1906 : Par bien commun, il faut entendre « l’ensemble des conditions sociales qui permettent, tant aux groupes qu’à chacun de leurs membres d’atteindre leur perfection, d’une façon plus totale et plus aisée » (GS 26 cf. GS 74). Le bien commun intéresse la vie de tous. Il réclame la prudence de la part de chacun, et plus encore de la part de ceux qui exercent la charge de l’autorité. Il comporte trois éléments essentiels :

1907 : Il suppose, en premier lieu, le respect de la personne en tant que telle. Au nom du bien commun, les pouvoirs publics se tenus de respecter les droits fondamentaux et inaliénables de la personne humaine. La société se doit de permettre à chacun de ses membres de réaliser sa vocation. En particulier, le bien commun réside dans les conditions d’exercice des libertés naturelles qui sont indispensables à l’épanouissement de la vocation humaine : « ainsi : droit d’agir selon la droite règle de sa conscience, droit à la sauvegarde de la vie privée et à la juste liberté, y compris en matière religieuse » (GS 26).

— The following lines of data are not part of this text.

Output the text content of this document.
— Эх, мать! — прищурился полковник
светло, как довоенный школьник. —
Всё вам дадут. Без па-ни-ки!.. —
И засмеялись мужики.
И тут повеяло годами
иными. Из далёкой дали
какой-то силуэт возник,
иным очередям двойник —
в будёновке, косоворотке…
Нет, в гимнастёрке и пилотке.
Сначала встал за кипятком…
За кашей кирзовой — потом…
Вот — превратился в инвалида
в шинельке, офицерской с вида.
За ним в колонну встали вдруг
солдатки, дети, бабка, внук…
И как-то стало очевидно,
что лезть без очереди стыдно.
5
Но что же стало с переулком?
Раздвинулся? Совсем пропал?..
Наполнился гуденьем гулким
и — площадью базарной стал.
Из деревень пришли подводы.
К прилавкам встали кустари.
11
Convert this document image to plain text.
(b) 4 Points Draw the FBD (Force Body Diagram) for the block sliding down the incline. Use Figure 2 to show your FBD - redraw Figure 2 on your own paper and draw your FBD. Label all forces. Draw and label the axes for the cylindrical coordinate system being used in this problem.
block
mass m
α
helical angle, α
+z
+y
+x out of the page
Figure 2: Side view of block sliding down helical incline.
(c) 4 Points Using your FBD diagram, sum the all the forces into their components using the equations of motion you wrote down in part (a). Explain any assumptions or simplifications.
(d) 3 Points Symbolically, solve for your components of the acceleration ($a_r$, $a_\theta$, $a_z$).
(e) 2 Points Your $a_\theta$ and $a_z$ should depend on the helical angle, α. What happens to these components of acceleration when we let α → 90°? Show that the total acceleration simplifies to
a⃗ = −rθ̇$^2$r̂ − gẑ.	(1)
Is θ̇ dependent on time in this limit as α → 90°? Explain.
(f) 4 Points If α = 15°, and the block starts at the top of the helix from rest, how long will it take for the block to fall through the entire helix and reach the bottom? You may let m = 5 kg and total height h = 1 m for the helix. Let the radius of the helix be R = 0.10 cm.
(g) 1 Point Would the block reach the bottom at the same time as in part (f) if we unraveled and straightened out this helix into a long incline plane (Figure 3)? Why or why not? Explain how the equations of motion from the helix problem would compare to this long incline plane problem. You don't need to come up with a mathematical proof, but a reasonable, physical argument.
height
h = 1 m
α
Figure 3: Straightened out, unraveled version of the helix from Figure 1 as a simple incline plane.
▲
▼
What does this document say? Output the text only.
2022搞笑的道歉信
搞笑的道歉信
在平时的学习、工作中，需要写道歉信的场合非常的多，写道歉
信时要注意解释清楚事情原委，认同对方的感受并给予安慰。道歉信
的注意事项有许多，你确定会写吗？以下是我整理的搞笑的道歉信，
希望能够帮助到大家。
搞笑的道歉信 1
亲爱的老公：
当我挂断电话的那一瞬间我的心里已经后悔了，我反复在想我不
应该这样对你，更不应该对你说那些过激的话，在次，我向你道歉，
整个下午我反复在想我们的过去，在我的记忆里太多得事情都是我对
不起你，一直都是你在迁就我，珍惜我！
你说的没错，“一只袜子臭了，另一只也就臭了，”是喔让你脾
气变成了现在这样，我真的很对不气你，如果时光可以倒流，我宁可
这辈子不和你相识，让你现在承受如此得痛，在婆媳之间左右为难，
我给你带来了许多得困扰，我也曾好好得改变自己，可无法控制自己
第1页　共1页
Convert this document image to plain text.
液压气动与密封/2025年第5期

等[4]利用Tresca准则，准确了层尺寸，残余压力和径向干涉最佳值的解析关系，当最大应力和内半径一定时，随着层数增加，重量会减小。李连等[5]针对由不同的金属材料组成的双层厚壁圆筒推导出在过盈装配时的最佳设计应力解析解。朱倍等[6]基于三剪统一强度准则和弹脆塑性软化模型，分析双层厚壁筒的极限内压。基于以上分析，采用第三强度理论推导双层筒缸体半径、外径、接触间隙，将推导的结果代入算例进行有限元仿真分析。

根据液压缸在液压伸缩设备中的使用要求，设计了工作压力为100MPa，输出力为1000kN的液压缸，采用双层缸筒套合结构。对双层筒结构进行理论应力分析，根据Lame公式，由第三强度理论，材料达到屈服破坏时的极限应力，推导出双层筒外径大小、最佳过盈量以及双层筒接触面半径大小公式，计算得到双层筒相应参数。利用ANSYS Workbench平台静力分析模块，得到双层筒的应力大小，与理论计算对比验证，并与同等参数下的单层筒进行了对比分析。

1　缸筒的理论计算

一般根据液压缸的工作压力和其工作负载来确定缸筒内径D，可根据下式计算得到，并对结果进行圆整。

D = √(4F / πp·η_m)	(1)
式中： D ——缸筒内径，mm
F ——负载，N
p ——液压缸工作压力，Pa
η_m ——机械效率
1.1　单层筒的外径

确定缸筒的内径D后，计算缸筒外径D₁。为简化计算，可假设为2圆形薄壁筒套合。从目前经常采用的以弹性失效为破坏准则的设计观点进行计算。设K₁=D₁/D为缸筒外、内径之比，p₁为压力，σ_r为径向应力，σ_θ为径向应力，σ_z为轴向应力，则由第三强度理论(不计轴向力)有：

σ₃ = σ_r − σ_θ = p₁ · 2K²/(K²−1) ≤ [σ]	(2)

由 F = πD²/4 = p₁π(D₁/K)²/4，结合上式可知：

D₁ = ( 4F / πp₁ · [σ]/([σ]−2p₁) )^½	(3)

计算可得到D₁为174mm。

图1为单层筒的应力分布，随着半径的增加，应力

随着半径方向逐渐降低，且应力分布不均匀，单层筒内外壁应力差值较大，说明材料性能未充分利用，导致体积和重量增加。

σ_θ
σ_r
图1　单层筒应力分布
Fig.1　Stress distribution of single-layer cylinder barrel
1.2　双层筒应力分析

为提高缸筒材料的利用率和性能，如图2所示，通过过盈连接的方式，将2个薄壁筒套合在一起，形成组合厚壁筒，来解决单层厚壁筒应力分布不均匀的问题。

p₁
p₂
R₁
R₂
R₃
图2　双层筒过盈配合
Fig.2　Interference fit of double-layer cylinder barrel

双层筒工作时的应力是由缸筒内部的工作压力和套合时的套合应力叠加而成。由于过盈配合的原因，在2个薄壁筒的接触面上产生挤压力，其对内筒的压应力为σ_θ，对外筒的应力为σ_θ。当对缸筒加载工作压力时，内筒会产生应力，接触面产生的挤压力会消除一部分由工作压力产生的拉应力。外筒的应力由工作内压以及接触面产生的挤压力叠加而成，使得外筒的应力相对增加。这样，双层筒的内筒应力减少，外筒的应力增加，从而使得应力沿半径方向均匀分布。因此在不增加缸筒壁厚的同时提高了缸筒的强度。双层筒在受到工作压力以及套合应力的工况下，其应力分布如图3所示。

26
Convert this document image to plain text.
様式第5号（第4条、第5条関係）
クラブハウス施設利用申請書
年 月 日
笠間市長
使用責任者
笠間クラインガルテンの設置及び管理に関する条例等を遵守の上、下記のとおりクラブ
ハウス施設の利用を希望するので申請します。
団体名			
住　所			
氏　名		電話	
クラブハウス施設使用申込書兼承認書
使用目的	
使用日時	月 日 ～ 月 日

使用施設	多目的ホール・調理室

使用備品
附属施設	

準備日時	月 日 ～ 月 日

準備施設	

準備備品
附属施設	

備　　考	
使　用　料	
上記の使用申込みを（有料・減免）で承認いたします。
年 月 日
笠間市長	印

1908 : En second lieu, le bien commun demande le bien-être social et le développement du groupe lui-même. Le développement est le résumé de tous les devoirs sociaux. Certes, il revient à l’autorité d’arbitrer, au nom du bien commun, entre les divers intérêts particuliers. Mais elle doit rendre accessible à chacun ce dont il a besoin pour mener une vie vraiment humaine : nourriture, vêtement, santé, travail, éducation et culture, information convenable, droit de fonder une famille, etc. (cf. GS 26).

1909 : Le bien commun implique enfin la paix, c’est-à-dire la durée et la sécurité d’un ordre juste. Il suppose donc que l’autorité assure, par des moyens honnêtes, la sécurité de la société et celle de ses membres. Il fonde le droit à la légitime défense personnelle et collective.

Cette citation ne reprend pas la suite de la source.